Iran-Krieg

Wirtschaftsverbände: Schnelle Reformen statt Tankrabatt

Vor dem Spitzengespräch der Wirtschaft mit Kanzler Merz in München pochen Spitzenverbände darauf, Reformen zügig umzusetzen. Warum billiger Sprit für sie kein zentraler Wunsch ist.

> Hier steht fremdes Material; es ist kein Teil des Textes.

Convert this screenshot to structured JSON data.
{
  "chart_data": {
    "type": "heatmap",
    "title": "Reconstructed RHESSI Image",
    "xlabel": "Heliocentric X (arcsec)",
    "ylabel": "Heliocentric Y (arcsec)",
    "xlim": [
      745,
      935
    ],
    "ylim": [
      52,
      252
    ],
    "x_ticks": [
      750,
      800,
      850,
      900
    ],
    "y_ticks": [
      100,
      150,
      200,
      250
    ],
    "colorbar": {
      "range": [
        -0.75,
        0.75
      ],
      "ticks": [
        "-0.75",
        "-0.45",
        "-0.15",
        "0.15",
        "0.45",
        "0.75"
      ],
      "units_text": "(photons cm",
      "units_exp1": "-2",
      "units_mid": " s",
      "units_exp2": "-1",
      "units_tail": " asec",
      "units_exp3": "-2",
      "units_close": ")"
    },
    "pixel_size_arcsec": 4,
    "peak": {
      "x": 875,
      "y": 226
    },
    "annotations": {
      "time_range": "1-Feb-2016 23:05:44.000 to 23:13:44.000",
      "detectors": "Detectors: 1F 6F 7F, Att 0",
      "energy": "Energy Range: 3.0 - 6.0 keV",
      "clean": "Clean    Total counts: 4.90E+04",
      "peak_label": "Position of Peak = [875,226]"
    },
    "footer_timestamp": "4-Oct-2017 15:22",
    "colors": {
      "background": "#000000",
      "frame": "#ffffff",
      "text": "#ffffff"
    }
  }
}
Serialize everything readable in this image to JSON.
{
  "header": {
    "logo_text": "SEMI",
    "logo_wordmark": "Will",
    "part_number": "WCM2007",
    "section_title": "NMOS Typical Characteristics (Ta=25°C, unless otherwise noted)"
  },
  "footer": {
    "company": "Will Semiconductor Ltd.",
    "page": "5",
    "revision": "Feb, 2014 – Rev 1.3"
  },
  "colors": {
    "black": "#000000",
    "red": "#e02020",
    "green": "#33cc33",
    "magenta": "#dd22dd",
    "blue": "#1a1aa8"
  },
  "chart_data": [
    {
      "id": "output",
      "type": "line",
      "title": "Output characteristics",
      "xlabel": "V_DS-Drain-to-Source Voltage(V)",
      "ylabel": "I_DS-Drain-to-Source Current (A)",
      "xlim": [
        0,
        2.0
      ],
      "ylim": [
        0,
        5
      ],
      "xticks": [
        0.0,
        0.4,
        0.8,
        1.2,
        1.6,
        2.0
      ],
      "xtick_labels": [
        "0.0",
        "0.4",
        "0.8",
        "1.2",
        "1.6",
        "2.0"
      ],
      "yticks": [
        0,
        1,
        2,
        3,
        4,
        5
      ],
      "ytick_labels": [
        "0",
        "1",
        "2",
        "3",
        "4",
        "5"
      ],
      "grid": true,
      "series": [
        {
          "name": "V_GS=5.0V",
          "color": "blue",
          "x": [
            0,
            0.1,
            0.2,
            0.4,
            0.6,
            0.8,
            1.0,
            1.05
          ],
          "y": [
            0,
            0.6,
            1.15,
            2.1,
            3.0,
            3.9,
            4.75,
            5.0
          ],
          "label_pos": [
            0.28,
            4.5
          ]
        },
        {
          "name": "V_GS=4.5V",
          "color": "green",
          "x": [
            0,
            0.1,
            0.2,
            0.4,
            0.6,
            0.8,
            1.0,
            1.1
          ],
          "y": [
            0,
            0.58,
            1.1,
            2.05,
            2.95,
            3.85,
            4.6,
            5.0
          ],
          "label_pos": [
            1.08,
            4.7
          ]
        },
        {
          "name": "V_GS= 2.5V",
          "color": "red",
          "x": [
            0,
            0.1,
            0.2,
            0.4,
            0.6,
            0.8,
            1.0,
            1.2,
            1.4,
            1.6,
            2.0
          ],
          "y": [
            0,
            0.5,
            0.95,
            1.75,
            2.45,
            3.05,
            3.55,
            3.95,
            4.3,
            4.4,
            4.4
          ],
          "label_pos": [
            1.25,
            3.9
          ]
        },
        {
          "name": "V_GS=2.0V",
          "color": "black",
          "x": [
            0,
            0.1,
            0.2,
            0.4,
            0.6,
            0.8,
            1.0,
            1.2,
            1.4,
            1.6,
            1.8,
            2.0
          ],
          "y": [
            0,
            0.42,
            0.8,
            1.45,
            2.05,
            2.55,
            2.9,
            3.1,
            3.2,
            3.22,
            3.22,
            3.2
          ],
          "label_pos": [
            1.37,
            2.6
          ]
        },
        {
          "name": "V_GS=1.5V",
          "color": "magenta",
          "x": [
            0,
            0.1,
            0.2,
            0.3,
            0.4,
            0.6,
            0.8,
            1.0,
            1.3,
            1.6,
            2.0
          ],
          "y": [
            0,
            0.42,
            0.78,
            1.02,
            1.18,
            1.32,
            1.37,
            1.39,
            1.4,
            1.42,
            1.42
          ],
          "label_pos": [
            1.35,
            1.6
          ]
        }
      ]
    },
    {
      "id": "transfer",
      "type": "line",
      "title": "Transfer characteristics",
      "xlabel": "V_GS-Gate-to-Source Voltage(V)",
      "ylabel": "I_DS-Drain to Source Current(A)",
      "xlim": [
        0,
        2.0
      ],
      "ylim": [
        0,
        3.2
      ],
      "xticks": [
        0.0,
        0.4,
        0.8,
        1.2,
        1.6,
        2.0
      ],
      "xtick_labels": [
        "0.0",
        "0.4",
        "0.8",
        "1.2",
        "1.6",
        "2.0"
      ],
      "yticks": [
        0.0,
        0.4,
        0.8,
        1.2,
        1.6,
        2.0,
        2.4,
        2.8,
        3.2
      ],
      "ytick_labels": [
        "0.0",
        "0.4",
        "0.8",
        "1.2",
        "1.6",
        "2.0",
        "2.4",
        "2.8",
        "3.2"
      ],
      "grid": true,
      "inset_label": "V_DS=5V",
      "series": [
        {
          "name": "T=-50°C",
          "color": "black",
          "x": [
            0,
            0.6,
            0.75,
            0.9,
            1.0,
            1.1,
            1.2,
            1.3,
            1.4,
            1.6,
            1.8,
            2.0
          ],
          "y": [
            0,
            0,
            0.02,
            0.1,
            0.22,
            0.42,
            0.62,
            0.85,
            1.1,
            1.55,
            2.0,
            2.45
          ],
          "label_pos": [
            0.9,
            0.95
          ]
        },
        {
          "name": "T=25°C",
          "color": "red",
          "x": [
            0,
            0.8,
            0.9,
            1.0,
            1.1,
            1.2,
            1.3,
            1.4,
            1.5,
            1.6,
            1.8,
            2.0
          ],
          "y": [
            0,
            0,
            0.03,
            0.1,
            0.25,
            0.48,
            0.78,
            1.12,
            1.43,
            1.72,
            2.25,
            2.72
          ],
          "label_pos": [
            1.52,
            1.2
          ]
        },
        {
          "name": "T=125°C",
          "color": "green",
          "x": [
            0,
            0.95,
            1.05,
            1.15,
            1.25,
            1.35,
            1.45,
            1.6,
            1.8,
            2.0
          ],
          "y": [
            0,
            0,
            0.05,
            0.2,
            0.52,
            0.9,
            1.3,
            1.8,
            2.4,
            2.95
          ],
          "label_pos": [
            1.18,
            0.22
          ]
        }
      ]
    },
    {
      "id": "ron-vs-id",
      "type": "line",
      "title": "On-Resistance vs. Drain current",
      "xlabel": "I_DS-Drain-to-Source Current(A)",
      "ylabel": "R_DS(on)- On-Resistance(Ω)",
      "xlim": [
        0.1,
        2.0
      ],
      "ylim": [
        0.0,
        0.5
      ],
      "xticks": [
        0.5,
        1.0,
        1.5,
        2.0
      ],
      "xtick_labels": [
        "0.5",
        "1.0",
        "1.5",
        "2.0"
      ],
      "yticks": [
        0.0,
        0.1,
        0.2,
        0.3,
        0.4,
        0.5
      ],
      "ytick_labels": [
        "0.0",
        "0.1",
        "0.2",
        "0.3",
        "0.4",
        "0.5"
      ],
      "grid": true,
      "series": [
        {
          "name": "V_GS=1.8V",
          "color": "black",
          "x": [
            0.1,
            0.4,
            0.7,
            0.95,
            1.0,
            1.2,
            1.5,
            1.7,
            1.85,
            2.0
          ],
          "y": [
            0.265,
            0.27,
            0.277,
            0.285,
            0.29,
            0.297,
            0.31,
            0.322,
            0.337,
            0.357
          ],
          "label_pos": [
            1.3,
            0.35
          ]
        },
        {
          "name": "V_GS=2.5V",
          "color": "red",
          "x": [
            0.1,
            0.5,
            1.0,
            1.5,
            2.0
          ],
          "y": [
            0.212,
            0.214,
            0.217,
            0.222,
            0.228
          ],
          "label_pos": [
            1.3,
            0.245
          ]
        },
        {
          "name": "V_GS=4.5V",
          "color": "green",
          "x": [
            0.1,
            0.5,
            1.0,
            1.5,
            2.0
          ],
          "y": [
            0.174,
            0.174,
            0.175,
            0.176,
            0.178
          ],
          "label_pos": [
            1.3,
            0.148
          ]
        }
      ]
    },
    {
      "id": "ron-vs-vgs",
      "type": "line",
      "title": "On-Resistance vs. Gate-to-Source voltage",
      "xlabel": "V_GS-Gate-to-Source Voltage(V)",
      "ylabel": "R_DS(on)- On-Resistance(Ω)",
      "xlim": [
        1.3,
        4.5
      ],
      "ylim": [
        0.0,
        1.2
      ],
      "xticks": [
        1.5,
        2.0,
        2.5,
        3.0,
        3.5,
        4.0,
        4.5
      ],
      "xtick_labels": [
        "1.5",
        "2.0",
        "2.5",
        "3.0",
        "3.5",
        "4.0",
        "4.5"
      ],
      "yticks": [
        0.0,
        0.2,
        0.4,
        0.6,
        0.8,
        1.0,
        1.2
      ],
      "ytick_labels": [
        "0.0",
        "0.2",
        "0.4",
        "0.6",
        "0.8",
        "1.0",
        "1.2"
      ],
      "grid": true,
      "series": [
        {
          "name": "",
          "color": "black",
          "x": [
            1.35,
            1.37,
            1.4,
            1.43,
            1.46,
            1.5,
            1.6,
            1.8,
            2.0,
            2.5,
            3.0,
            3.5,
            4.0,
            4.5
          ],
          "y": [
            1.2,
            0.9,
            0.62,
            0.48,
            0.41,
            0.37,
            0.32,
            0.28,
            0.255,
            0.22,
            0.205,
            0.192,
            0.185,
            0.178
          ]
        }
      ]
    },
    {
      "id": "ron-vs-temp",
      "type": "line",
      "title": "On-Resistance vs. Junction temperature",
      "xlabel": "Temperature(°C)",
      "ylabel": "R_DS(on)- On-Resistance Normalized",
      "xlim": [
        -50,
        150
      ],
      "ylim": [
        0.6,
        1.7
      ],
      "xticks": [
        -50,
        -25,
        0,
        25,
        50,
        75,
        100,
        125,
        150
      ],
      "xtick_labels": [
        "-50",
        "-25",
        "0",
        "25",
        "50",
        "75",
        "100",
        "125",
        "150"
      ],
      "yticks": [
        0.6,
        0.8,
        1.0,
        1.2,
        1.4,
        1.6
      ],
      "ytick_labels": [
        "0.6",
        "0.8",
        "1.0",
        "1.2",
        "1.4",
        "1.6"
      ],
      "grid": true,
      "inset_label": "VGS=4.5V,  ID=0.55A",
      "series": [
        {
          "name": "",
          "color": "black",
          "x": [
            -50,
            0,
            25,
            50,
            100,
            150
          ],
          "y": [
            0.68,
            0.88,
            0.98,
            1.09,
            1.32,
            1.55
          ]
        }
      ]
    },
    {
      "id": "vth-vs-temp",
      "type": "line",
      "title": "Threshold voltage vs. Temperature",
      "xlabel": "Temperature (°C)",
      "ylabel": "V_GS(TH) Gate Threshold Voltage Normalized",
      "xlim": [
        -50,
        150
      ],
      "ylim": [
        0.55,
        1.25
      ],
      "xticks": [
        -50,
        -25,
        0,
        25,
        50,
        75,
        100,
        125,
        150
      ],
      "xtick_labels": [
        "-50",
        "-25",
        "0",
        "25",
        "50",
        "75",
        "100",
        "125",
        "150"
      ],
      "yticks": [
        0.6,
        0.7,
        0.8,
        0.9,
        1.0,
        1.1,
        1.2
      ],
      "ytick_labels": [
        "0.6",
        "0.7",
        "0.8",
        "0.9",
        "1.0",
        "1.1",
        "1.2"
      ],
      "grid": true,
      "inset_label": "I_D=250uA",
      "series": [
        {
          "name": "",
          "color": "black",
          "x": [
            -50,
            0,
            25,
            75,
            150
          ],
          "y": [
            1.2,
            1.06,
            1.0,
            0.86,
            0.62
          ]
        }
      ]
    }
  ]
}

Die Deutsche Wirtschaft will lieber schnelle Reformen als eine Spritpreisbremse. Vor einem Spitzengespräch mit Kanzler Friedrich Merz (CDU) in München positionierten sich die Chefs der großen deutschen Spitzenverbände der Wirtschaft klar gegen einen Tankrabatt als Reaktion auf die massiv gestiegenen Spritpreise. Viel wichtiger sei es, jetzt Reformen einzuleiten und die Menschen insgesamt zu entlasten.

Man merke immer häufiger, dass es nicht funktioniere, «dass wir Probleme mit Geld ersticken», sagte Rainer Dulger, der Präsident des Arbeitgeberverbands BDA zu einer möglichen Neuauflage der Spritpreisbremse. Sein Kollege Peter Adrian, Präsident der Industrie- und Handelskammer, sagte: «Die Zeiten, die man damit verbringen kann, Probleme wegzusubventionieren, sind vorbei.»

Nicht kurzfristig in den Markt eingreifen

Jörg Dittrich, der Präsident des Zentralverbands des Deutschen Handwerks (ZDH), lehnt einen Tankrabatt ebenfalls ab und fordert stattdessen schnelle Reformen. Er betonte, dass eine Spritpreisbremse nur eine «Hauruck-Einzelmaßnahme» wäre. Die hohen Energiekosten beträfen ja nicht nur den Sprit. 

Ähnlich äußerte sich der Präsident des Bundesverbands der Deutschen Industrie (BDI), Peter Leibinger. Ein Tankrabatt sei keine gute Idee. «Jetzt zu versuchen, kurzfristig in den Markt einzugreifen, wird nichts bringen», sagte er.

Reformen müssen in den Betrieben ankommen

Die Reformpläne der Bundesregierung gehen den Verbandsvertretern dabei nicht schnell genug. Man müsse jetzt darauf drängen, dass sie auch umgesetzt würden, sagte Dulger. Zudem sei es wichtig, dass es eine Entlastung bei den Lohnnebenkosten gebe, damit die Menschen mehr in der Lohntüte hätten. 

Der Iran-Krieg hatte in den letzten Tagen einen massiven Anstieg der Spritpreise sowie der Kosten für Öl und Gas nach sich gezogen. Das sorge für zusätzlichen Druck, mit den Reformen voranzukommen, sagte Dulger.